We review de novo a district court’s dismissal of a FTCA claim as untimely. See Kronisch v. United States, 150 F.3d 112, 120 (2d Cir.1998). Because the question of timeliness is jurisdictional, the plaintiff bears the burden of pleading and proving timeliness. See In re Agent Orange Prod. Liab. Litig., 818 F.2d 210, 214 (2d Cir.1987). We agree with the district court that Plaintiffs have failed to do so. Although the FBI did not publicly disclose until 2008 that a government researcher was behind the attacks, the accrual of an FTCA claim does not depend on the progress of a criminal investigation. See Skwira v. United States, 344 F.3d 64, 84 (1st Cir.2003) (Boudin, J., concurring). Rather, a claim normally accrues at the time of injury. Kronisch, 150 F.3d at 121. Where either “the government conceals the acts giving rise to plaintiffs claim” or “where [the] plaintiff would reasonably have had difficulty discerning the fact or cause of injury at the time it was inflicted, the so-called ‘diligence-discovery rule of accrual’ applies.” Id. Moreover, the filing of an administrative claim is not equivalent to the filing of a lawsuit: the administrative claim serves the important statutory goal of putting the federal government on notice so that it can investigate the claim (a condition of the waiver of sovereign immunity) and therefore requires less knowledge on the part of plaintiff than the filing of a lawsuit. See Marley v. United States, 567 F.3d 1030, 1036 (9th Cir.2009) (“The FTCA includes a detailed administrative process for handling tort claims against agencies. The statutory filing deadline is a key part of that process and plainly facilitates the administration of claims.” (internal quotation marks omitted)); Skwira, 344 F.3d at 81 (“[T]o file an administrative claim and preserve ones rights under the FTCA, one need only be in possession of sufficient information for the agency to investigate the claims.” (internal quotation marks omitted)).

As a result, even with the benefit of the diligence-discovery rule, Plaintiffs’ claims accrued well before January 2007 (two years before the administrative claims were filed), when they should have formed a reasonable suspicion that the government was connected to the anthrax attacks. See Kronisch, 150 F.3d at 122; Skwira, 344 F.3d at 77. It was not necessary to know the identity of the individual perpetrator in order to discern the government’s negligence. The weight of the publicly available information following the attacks indicated that the anthrax originated at a United States government facility. At this point, Plaintiffs, with reasonable diligence, “should have discovered the critical facts of both [their] injury and its cause” sufficient to file an administrative claim. Kronisch, 150 F.3d at 121 (internal quotation marks omitted).

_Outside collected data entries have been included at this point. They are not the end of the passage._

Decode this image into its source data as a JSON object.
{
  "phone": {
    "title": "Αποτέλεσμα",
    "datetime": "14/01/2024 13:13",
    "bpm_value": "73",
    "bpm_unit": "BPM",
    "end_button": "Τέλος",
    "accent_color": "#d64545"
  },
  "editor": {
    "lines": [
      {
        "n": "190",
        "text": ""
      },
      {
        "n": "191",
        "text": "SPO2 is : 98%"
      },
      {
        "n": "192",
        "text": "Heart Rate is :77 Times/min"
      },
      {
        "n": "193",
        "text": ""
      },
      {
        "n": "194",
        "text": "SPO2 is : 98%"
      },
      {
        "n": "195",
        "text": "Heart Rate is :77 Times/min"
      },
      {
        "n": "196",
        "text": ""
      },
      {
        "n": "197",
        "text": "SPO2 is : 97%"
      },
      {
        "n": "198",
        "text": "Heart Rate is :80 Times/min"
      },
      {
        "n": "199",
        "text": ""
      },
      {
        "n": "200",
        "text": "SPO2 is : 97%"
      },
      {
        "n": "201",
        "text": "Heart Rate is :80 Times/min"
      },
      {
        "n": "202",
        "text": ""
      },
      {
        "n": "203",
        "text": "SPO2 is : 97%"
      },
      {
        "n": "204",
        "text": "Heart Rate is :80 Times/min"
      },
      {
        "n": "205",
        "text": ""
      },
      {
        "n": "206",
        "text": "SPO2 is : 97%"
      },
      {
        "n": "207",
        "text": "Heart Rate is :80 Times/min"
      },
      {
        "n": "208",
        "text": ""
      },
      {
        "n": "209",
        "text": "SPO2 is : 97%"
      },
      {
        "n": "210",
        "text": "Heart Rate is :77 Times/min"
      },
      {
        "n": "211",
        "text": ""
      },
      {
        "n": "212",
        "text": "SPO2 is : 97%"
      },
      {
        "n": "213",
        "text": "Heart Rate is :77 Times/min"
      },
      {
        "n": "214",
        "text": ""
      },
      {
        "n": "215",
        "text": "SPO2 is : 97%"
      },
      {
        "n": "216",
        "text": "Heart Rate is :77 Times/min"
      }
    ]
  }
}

We need not decide whether FTCA claims are subject to equitable tolling, an open question in this Circuit. See A.Q.C. ex rel. Castillo v. United States, 656 F.3d 135, 144 (2d Cir.2011). “This Court has applied the doctrine as a matter of fairness where a plaintiff has been prevented in some extraordinary way from exercising his rights, or has asserted his rights in the wrong forum.” Johnson v. Nyack Hosp., 86 F.3d 8, 12 (2d Cir.1996) (internal quotation marks and alterations omitted). Those circumstances are not met in this case, where we have already found that Plaintiffs possessed sufficient information to seek legal advice more than two years before they filed their claims.

Finding no merit in appellants’ remaining arguments, we hereby AFFIRM the judgment of the district court.